Either I’m too dumb to understand a tool mass produced for the very application of quick changing between jobs, or people are building corporations selling construction tools that don’t work. Either way I lose and I’m forced to ask the question.

It’s not a pretty question. I apologize for that. But a question born out of the fear and confusion of a world freshly revealed to be working against you, a world that thinks you’re dumb, a world that wants to kill you too quickly, this question deserves to have the F word right up front.

By up front I mean to say there are two questions within this one question.

Why the fuck
and
Why.

Why the fuck is the question directed at the whole thing. Why did we stop being cavemen? Why does sugar taste so good but give us diabetes? And same about alcohol, but it makes us drive onto the sidewalk and kill indiscriminately. And why do people like to bite during sex? Why do I hate the ones I love?

That’s the gist of the first question. The second question is reserved for the more local and immediate example.
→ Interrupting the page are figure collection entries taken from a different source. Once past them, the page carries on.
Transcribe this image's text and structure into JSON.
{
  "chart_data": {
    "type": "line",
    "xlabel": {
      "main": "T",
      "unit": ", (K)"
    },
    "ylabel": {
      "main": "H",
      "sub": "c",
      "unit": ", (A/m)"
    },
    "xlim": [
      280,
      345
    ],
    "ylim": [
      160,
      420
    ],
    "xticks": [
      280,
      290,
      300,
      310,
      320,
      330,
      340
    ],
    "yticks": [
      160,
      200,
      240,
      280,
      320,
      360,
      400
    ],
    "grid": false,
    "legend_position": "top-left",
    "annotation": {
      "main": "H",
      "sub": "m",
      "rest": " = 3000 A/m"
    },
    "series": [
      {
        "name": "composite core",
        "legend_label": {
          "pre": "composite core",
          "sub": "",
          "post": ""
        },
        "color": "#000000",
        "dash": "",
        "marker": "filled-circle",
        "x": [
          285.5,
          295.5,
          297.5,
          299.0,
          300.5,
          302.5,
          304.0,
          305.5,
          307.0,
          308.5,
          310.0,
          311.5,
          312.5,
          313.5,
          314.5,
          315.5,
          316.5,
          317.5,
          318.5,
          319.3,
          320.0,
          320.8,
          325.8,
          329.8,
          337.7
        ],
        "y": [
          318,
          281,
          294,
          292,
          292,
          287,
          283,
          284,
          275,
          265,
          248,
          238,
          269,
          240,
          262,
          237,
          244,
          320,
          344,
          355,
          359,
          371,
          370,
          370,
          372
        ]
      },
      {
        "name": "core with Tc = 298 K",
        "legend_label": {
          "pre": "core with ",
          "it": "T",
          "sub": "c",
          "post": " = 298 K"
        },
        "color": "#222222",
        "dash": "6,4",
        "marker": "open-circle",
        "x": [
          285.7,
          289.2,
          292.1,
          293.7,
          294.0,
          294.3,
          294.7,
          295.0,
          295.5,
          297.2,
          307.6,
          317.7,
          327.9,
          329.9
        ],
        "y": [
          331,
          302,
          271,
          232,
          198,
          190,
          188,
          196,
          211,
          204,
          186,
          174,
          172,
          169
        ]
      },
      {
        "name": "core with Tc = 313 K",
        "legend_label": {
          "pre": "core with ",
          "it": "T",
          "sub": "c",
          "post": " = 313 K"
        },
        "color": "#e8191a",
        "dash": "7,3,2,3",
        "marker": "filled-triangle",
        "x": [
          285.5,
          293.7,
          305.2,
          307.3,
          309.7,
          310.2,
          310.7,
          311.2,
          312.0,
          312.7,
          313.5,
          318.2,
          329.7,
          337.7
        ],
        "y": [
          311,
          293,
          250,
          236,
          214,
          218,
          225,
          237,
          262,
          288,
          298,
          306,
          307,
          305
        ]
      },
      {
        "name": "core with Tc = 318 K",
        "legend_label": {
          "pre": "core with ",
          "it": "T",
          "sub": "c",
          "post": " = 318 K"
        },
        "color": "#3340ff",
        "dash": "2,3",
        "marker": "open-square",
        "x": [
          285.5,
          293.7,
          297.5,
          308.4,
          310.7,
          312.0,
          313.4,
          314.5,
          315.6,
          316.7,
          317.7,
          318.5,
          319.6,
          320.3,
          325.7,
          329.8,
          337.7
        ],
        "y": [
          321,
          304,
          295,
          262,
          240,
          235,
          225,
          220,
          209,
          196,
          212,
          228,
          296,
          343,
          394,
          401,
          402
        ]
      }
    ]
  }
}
Why do I keep banging my head on that same low pipe? Why can’t I pay a parking ticket in 20 days? These little why’s make me think I’m still not an adult. That I should go back to school where teachers have answers. That I should be getting a higher level of care from the state because I can’t live up to these expectations of buckling up every time and coming to a stop at every red light.

When things get really bad, well, that’s what hammers are for.